To shed light on a few of the larger projects that have aided this growth over the past decade, the long-time spokesman of King County’s Local Food Initiative, Daryl Bartone – PhD. Environmental Economics and Agronomic Sciences, willingly led me on a tour around the county to the various urban food forest parks, cooperatively owned dairy processing plant and a current research site of Washington State University’s small farm agricultural extension.

On the drive to the first stop on our tour ­­– the world’s largest urban food forest – Bartone began by explaining that none of these projects would be possible without communal support. He said, “What you see today, was sparked from that quake. King County came together, identified themselves with local food, sustainable development and a strong, resilient community that was willing to literally fight for good, healthy and local food.”

Stepping into the Beacon Hill Food Forest Park on a spring day was breathtaking; I couldn’t help but notice how well maintained, abundant and diverse the flora and fauna encompassing the grounds were. The urban food forest has been systematically planted with seasonal production and intensive agriculture in mind. There are soil building and permaculture workshops put on by different farmers markets and elementary education programs. The Beacon Hill Food Forest is an aesthetical asset to the surrounding urban landscape.

Bartone voiced that the food forest has had experienced some challenges regarding management, food safety legalities and political support though. Many folks did not want to designate developable land into what some think is a ‘hippy’ park, where the homeless could congregate. According to Bartone, these indifferences and challenges were worked out. As far as I could tell, they worked out well.

The next stop was within the repurposed un-incorporated land near Duvall. This newly formed agricultural district not only has five new 25-acre farms and eight new 10-acre farms producing hundreds of produce varieties, but two 20,000 square foot food-processing plants. Each plant is cooperatively owned and operated by King County farmers and was designed for a multi-use purpose. One of the plants is a vegetable cleaning, packaging and distribution center; with plans to expand into a juice and herbal extract facility. The other plant is a creamery, which not only had the capabilities to pasteurize and bottle milk, but also to make butter, ice cream and powdered milk.

The Washington State Department of Agriculture awarded these processing plants with numerous sustainable farming grants that have been put to good use.

Bartone seemed proud of the new agriculture district and its multi-use capacity, but was somewhat skeptical of the processing plants’ ability to remain environmentally sound. There is no easy way to support hundreds of thousands of people with food in a sustainable and low carbon approach, even if the agricultural production derives from small organic farms.

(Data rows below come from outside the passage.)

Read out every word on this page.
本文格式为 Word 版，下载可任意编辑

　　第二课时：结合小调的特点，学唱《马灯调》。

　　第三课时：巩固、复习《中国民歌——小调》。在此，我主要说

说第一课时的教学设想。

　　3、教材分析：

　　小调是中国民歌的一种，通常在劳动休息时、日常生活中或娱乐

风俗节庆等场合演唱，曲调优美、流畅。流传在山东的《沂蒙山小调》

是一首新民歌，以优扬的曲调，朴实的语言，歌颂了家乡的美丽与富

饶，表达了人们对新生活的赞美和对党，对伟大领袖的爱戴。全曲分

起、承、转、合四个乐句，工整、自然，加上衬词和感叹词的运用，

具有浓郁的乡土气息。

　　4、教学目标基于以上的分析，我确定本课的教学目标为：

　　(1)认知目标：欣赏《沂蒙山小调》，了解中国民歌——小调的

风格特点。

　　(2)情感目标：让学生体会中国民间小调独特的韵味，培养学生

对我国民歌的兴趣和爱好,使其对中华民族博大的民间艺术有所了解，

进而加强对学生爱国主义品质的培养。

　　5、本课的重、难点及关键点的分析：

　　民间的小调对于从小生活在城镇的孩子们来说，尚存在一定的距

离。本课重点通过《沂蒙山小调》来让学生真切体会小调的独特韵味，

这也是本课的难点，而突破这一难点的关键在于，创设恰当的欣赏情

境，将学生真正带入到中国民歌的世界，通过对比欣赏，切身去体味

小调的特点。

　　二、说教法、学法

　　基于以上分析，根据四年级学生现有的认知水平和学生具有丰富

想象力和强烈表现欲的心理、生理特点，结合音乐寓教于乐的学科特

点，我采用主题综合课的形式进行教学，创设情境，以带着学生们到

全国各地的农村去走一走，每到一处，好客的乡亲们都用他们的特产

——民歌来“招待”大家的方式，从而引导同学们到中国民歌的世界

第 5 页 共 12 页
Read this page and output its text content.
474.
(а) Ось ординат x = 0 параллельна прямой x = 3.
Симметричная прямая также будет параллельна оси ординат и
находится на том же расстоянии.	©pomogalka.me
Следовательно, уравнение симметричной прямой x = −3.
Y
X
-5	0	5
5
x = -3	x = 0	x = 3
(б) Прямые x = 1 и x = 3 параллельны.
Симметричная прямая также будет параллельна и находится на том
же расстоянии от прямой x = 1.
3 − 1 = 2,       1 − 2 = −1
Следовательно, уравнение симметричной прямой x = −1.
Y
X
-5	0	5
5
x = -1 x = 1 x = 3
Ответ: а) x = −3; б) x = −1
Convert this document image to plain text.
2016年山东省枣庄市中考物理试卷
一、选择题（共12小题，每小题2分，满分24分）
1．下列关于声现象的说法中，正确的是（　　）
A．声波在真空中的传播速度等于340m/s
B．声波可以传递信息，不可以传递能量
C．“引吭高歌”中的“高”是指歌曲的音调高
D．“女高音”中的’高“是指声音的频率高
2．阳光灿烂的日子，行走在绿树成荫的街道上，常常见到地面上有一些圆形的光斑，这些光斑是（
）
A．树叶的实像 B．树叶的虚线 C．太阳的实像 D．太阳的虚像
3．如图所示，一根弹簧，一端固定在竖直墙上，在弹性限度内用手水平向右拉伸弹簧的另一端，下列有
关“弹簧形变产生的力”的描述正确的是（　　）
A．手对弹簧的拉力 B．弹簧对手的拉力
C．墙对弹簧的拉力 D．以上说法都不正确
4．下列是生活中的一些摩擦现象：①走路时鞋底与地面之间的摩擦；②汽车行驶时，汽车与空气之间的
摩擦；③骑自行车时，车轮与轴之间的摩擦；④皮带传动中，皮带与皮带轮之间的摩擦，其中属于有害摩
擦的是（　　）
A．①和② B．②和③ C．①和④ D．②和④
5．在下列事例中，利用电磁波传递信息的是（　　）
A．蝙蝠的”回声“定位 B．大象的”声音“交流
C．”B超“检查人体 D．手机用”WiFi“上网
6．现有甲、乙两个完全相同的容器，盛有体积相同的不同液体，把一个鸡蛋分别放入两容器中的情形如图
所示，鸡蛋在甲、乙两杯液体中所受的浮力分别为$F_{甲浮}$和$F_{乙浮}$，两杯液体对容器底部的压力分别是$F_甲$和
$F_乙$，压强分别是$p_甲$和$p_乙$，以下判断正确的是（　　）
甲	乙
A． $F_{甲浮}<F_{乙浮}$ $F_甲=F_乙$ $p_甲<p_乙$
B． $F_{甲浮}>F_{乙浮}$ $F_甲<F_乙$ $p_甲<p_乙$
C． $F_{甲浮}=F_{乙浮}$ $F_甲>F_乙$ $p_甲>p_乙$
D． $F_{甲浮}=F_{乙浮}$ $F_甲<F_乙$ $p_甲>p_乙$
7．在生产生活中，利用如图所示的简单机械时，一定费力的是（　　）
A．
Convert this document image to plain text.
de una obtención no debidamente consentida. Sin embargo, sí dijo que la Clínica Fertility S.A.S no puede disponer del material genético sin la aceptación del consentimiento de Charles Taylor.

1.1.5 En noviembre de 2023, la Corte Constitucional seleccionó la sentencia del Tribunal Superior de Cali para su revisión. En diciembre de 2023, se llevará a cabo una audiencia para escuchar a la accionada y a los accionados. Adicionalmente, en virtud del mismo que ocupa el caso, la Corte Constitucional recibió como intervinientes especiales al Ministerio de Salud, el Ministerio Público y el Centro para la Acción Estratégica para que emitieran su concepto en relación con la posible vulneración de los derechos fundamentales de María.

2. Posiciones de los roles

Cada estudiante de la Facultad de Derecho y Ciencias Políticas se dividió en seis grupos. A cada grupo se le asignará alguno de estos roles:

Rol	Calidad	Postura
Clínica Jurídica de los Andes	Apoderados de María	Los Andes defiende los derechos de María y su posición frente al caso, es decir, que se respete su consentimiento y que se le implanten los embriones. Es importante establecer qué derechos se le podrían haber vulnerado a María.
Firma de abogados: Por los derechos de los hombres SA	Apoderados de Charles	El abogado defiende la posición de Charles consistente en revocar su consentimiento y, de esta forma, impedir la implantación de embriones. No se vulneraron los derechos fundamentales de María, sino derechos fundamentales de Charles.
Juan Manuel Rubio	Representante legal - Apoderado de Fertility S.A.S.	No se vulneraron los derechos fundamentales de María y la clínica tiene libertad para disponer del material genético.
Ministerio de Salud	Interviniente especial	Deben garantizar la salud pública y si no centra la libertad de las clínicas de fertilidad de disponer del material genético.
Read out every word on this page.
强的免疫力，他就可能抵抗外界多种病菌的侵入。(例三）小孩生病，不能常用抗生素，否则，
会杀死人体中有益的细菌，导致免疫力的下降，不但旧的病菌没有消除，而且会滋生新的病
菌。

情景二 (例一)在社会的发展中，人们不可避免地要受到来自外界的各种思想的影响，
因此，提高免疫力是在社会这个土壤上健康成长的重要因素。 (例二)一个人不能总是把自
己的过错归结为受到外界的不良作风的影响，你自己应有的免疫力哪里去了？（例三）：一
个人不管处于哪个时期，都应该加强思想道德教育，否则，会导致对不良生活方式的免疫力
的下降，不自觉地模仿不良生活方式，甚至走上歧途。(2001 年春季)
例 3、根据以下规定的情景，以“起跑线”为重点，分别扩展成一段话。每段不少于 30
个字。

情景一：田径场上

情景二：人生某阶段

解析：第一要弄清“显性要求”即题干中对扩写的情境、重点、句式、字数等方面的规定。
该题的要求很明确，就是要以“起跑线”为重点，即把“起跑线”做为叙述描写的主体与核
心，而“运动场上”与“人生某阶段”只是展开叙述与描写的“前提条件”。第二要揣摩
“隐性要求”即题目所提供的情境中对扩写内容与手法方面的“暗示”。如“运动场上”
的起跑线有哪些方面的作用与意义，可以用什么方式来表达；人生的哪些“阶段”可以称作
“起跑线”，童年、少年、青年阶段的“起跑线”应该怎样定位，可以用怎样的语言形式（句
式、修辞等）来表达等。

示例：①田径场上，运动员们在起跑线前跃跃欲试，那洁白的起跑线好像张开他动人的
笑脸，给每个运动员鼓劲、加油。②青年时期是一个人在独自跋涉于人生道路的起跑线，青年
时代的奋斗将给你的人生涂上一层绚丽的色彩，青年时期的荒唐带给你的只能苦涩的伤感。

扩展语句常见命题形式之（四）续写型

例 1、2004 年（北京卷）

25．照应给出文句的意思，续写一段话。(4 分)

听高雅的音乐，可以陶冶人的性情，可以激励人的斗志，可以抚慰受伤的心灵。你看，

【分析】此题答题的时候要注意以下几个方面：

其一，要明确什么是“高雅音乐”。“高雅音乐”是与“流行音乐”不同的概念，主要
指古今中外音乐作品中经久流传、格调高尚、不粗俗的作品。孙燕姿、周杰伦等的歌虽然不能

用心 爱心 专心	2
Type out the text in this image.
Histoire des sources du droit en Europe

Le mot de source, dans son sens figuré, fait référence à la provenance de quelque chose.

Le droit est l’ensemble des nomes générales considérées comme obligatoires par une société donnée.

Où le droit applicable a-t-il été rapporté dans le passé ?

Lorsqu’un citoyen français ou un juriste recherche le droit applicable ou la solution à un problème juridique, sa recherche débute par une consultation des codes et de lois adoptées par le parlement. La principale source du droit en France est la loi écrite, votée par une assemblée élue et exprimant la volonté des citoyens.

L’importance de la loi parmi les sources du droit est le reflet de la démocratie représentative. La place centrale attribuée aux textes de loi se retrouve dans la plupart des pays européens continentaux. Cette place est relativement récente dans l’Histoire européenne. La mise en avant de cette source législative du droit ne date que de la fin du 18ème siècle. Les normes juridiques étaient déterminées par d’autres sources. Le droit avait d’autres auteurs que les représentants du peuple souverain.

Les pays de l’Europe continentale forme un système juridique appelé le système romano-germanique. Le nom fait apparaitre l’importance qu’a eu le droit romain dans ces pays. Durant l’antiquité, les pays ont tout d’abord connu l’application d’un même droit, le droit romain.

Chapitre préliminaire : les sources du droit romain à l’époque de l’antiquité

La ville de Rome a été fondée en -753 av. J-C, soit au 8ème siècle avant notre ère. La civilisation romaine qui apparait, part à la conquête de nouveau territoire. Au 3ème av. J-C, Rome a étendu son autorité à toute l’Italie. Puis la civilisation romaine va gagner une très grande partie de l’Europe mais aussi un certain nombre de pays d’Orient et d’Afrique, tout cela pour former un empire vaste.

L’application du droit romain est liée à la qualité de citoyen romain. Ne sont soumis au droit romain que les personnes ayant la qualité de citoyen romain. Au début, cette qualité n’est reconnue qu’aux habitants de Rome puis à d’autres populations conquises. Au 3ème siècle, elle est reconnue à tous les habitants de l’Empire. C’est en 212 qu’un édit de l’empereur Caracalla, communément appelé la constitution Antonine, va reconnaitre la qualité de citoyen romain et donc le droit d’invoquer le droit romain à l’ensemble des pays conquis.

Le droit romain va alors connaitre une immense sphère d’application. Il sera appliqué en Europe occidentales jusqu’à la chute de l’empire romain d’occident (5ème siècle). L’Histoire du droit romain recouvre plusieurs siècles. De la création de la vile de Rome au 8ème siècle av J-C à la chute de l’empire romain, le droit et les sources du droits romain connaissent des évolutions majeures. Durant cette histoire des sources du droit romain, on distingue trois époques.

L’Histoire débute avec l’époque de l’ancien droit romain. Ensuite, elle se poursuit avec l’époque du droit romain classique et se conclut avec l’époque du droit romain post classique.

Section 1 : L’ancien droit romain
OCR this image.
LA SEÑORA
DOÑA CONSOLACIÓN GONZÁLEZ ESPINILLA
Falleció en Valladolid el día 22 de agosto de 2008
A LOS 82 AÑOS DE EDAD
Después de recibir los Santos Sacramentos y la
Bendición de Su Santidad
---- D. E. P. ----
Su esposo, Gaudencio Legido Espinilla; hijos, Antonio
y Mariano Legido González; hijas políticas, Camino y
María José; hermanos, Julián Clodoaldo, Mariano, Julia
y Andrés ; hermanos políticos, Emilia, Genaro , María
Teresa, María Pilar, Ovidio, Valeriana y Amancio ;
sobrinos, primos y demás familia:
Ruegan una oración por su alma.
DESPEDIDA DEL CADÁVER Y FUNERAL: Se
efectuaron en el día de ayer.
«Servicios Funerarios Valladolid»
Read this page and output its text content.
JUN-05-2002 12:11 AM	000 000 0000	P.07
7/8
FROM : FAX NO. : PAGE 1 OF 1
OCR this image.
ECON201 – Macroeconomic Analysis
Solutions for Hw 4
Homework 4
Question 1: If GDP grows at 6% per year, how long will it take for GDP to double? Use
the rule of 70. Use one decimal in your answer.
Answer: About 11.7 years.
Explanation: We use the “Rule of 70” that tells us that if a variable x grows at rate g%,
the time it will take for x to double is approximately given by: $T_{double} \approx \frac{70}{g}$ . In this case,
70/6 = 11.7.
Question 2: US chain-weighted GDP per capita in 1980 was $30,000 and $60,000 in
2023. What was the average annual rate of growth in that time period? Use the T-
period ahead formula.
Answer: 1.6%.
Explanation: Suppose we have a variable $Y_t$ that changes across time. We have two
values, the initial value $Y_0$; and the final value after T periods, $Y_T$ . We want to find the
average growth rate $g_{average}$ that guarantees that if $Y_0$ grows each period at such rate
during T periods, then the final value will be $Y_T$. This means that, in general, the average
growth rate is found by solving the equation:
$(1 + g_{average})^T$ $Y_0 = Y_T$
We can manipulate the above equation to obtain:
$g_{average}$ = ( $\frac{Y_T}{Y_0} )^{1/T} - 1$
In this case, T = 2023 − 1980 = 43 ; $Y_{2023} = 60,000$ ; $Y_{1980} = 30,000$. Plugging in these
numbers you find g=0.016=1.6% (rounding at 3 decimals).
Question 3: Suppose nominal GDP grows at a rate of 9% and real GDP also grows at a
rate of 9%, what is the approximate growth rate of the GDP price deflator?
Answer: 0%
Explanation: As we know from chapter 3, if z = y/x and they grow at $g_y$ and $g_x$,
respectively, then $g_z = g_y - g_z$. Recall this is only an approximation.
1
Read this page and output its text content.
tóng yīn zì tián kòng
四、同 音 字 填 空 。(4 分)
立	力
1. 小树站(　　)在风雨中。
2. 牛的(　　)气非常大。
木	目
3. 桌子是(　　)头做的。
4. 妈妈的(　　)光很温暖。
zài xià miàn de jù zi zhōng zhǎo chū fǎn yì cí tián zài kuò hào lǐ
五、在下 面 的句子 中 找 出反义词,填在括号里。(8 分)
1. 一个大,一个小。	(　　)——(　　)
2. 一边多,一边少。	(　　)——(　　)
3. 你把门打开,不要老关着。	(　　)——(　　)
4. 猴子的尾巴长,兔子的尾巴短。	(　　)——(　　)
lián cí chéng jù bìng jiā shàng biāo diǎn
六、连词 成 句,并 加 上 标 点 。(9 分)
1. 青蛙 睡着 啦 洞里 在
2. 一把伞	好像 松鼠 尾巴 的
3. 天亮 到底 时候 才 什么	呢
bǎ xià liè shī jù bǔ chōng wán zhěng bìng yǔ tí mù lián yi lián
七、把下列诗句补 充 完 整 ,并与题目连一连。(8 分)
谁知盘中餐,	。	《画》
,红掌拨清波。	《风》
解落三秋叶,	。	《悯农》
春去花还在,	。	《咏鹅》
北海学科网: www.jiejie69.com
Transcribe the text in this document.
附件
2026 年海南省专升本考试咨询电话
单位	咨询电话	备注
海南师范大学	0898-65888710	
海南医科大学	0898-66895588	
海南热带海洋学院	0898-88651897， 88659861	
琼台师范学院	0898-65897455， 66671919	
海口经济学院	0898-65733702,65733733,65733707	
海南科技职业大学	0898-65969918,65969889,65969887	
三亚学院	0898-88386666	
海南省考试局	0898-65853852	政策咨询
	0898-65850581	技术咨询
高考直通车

Jenkin’s Blueberry Farm: Enumclaw, King County Washingotn

The last stop on our tour was an eight-year-old 27-acre Jenkin’s Blueberry Farm north of Enumclaw, WA. Bartone described the agronomic efforts put forth by Washington State University’s small farm extension throughout the county and specifically, for this farm. In the past, the soil conditions of this farm were not the most suitable for growing blueberries and were heavily compacted over decades of tractor use and livestock grazing. With the work put forth by the farmer, WSU’s scientific aid and King County’s Agricultural Commission’s consulting connections, the soil health has developed into conditions very lucrative for blueberry production.

Daryl Bartone, George Vanderhyke and Karyn Noones and the thousands of people and organizations incorporated into the local agriculture movement throughout King County have accomplished unprecedented actions. Increasing local produce consumption from 2 to 30% within 10 years of the devastating Seattle Fault earthquake is something the County can be proud of.


The region’s strong identity with local agriculture, healthy food and ecological education has not reached its peak. There is a clear capacity for King County to incorporate their plans and programs into other Washington counties. Adopting similar projects, ideals and taking the initiative could shake up millions of lives and communities, but this time in a positive, sustainable and beneficial direction.